Travelling at four kilometres an hour, it took the 20-kilometre-long contaminated plume 12 days to pass through Hungary. In that time the spillage became an international story. Newspapers and television bulletins carried pictures of dead and dying fish floating on the surface of the river and clogging its margins. The Romanian and Hungarian authorities wrung their hands and avoided saying anything, while journalists, ecologists and environmental campaigners roamed the river talking of catastrophe. The people most directly affected – anglers, fishing guides, birdwatchers, hunters, boat owners, the operators of the many marinas, campsites and holiday resorts – gathered at access points and on the bridges. No one could do anything but watch and wait and weep.

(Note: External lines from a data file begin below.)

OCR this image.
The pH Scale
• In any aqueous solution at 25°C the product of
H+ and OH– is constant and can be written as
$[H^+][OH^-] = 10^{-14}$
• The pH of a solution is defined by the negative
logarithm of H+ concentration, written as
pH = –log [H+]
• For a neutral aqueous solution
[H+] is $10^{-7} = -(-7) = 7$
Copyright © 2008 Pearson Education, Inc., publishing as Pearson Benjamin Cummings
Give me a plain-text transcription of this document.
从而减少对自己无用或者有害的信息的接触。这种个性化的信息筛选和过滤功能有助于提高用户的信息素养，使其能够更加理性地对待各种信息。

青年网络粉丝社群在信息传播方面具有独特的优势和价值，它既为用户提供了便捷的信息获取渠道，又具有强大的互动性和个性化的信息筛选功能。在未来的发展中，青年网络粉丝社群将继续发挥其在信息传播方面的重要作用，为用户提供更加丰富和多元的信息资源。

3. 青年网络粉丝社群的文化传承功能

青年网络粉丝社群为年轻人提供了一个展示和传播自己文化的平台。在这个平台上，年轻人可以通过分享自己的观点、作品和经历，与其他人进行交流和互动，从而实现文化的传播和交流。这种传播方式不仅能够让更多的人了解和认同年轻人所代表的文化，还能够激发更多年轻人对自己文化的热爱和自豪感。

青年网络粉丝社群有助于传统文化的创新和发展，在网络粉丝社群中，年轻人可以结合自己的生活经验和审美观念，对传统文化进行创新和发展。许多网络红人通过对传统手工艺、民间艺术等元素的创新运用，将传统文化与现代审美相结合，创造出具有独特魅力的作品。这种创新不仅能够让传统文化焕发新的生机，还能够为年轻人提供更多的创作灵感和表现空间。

At the time the Tisza was described as finished, destroyed. After decades of reckless pollution from industrial, agricultural and human sources, this was the final, fatal blow. Along the Szamos and the upper Tisza the entire community of planktons, the microscopic organisms at the bottom of the river food chain, was reported to have been eliminated by the cyanide. The insects, molluscs, crustacea and the rest of the host of uncharismatic bottom feeders seemed also to have been wiped out. Altogether, 1,200 tons of fish were killed, and it is likely that two already endangered species – the sturgeon and the Danube salmon – were lost for good.
But even as the corpses were being gathered up, the river’s self-healing system was at work. Within three weeks, testing in the upper catchment showed that plankton abundance was already recovering. Floods and warm weather that spring aided the cleansing. Populations of invertebrates returned to normal within two years. Emblematically, the large mayfly unique to the Tisza system – known as the Tisza Flower – was hatching in its usual vast numbers three years later
. Although the dynamics of fish populations were certainly changed, there was no evidence of a major impact on overall abundance.

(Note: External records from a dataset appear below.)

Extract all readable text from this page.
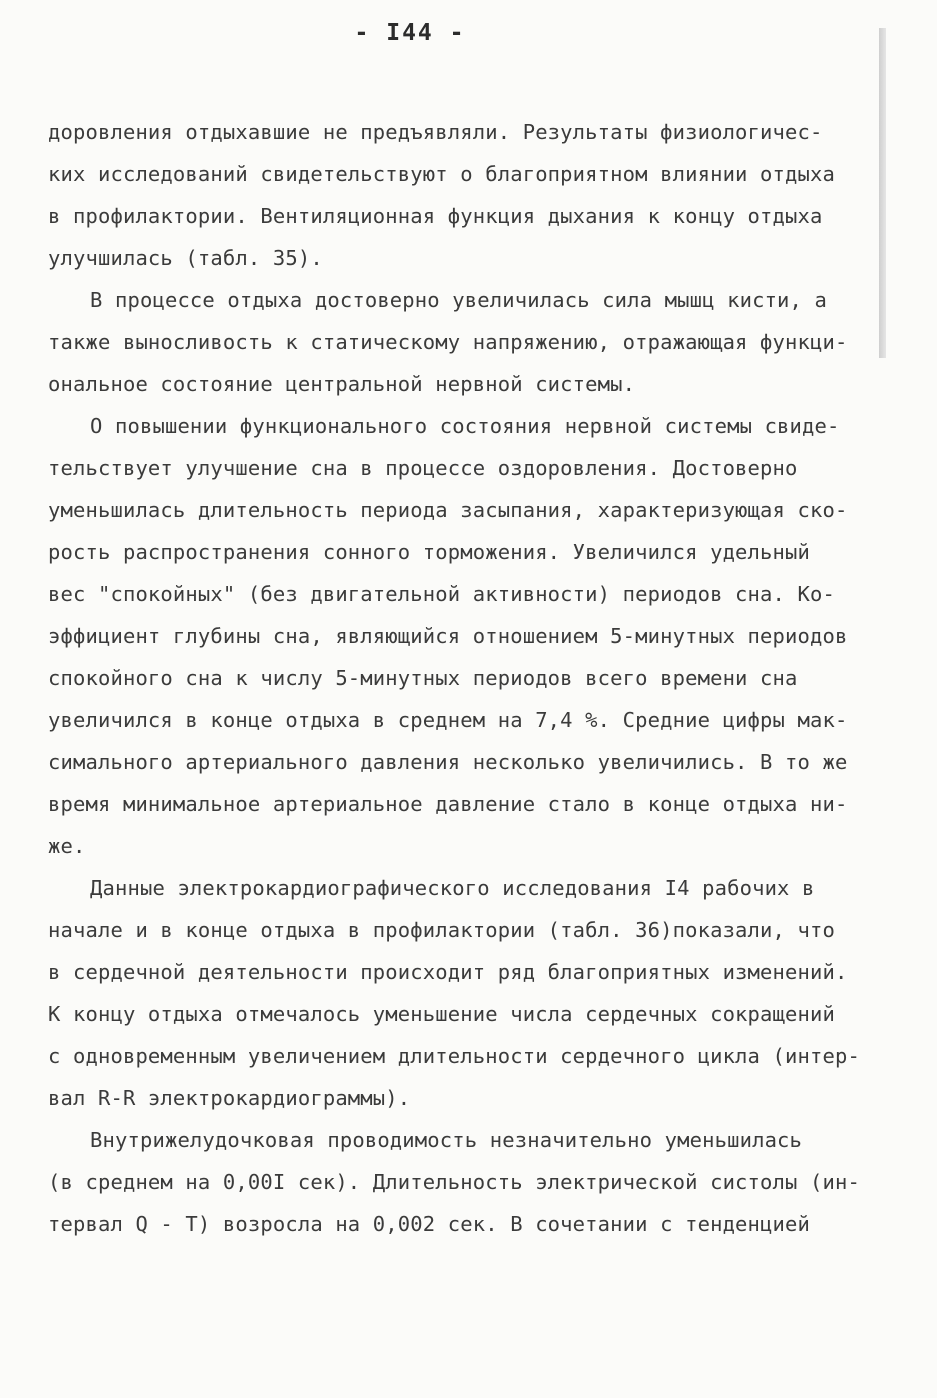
- I44 -
доровления отдыхавшие не предъявляли. Результаты физиологичес-
ких исследований свидетельствуют о благоприятном влиянии отдыха
в профилактории. Вентиляционная функция дыхания к концу отдыха
улучшилась (табл. 35).
В процессе отдыха достоверно увеличилась сила мышц кисти, а
также выносливость к статическому напряжению, отражающая функци-
ональное состояние центральной нервной системы.
О повышении функционального состояния нервной системы свиде-
тельствует улучшение сна в процессе оздоровления. Достоверно
уменьшилась длительность периода засыпания, характеризующая ско-
рость распространения сонного торможения. Увеличился удельный
вес "спокойных" (без двигательной активности) периодов сна. Ко-
эффициент глубины сна, являющийся отношением 5-минутных периодов
спокойного сна к числу 5-минутных периодов всего времени сна
увеличился в конце отдыха в среднем на 7,4 %. Средние цифры мак-
симального артериального давления несколько увеличились. В то же
время минимальное артериальное давление стало в конце отдыха ни-
же.
Данные электрокардиографического исследования I4 рабочих в
начале и в конце отдыха в профилактории (табл. 36)показали, что
в сердечной деятельности происходит ряд благоприятных изменений.
К концу отдыха отмечалось уменьшение числа сердечных сокращений
с одновременным увеличением длительности сердечного цикла (интер-
вал R-R электрокардиограммы).
Внутрижелудочковая проводимость незначительно уменьшилась
(в среднем на 0,00I сек). Длительность электрической систолы (ин-
тервал Q - T) возросла на 0,002 сек. В сочетании с тенденцией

It was a different story for the human population dependent on the river. Tourism, the lifeblood of the Tisza basin since the decline of heavy industry and collapse of intensive agriculture, was beaten to its knees. The journalists who had recorded the death of the river had long since departed. No one paid attention to the biologists and their encouraging findings. Even places untouched by the cyanide – principally Lake Tisza, a reservoir that had been developed as a major holiday destination – were tainted by association. No one wanted to come to a poisoned river. Holiday bookings plummeted, businesses folded, many were forced to seek work elsewhere. Most of those affected by the disaster received no compensation of any kind.
Among those who watched and wept were Gábor and Márta Hegedüs. They had sunk everything they had, and every loan they could raise, into setting up a marina at Tiszafüred, a town on the eastern side of Lake Tisza. To them it seemed that all their hopes and dreams had been washed away and drowned by the slick of poison flowing silently between the endless lines of willows.
When I first met Gábor Hegedüs, in June 1990, he was an employee – albeit a highly disaffected one – of the Hungarian Anglers’ Federation. This organisation seemed to have survived the crash of the political system that had created it in surprisingly sprightly shape. Its powers – including direct control of every river, stream, lake, pond, reservoir and canal in Hungary – were intact. It boasted a weighty secretariat based in a spacious suite of offices in down-town Budapest. My first appointment on reaching Hungary was with the secretary himself, Mr Béla Csákó.